Je parlai ainsi, car je savais que je la suivrais si elle m'en priait encore une seule fois. Mais elle avait de l'expérience et comprit ma détresse. Elle jeta un regard autour d'elle. Nous étions seuls, mais des gens circulaient non loin de nous, et un guide expliquait à haute voix les curiosités du temple à des étrangers tout en leur réclamant des pièces de cuivre pour leur montrer d'autres merveilles encore.

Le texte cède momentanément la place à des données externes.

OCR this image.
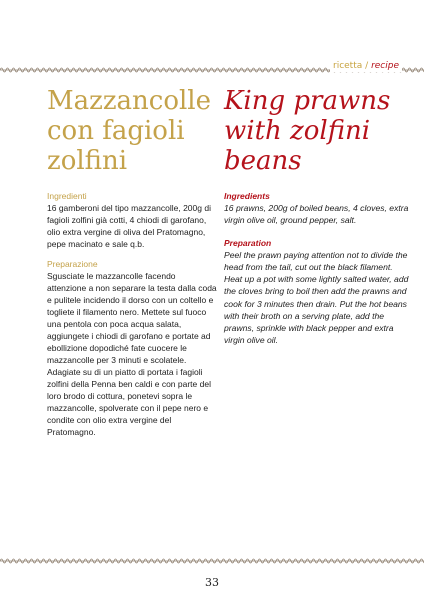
ricetta / recipe
Mazzancolle con fagioli zolfini
King prawns with zolfini beans

Ingredienti

16 gamberoni del tipo mazzancolle, 200g di fagioli zolfini già cotti, 4 chiodi di garofano, olio extra vergine di oliva del Pratomagno, pepe macinato e sale q.b.

Preparazione

Sgusciate le mazzancolle facendo attenzione a non separare la testa dalla coda e pulitele incidendo il dorso con un coltello e togliete il filamento nero. Mettete sul fuoco una pentola con poca acqua salata, aggiungete i chiodi di garofano e portate ad ebollizione dopodiché fate cuocere le mazzancolle per 3 minuti e scolatele. Adagiate su di un piatto di portata i fagioli zolfini della Penna ben caldi e con parte del loro brodo di cottura, ponetevi sopra le mazzancolle, spolverate con il pepe nero e condite con olio extra vergine del Pratomagno.

Ingredients

16 prawns, 200g of boiled beans, 4 cloves, extra virgin olive oil, ground pepper, salt.

Preparation

Peel the prawn paying attention not to divide the head from the tail, cut out the black filament. Heat up a pot with some lightly salted water, add the cloves bring to boil then add the prawns and cook for 3 minutes then drain. Put the hot beans with their broth on a serving plate, add the prawns, sprinkle with black pepper and extra virgin olive oil.

33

– Tu es bien timide, Sinouhé, dit-elle. Des nobles et des riches m'offrent des bijoux et de l'or pour que je les invite à se divertir avec moi. Mais toi tu désires rester pur, Sinouhé.

– Tu veux sûrement que j'aille chercher Metoufer, dis-je tout désemparé…

Je savais que Metoufer n'hésiterait pas à quitter le temple pour la nuit, bien que ce fût son tour de veiller. Il en avait les moyens, car son père était constructeur royal; mais j'aurais été capable de le tuer.

– Je ne sais pas, dit-elle en me regardant avec un sourire espiègle. Je désire peut-être que nous nous quittions comme de bons amis, Sinouhé. C'est pourquoi je te dirai mon nom, et c'est Nefernefernefer, parce qu'on me juge belle et que personne, après avoir dit mon nom, ne peut s'empêcher de le répéter deux fois et trois fois. C'est aussi la coutume qu'en se séparant les amis échangent des cadeaux, pour ne pas s'oublier. C'est pourquoi je te demande un cadeau.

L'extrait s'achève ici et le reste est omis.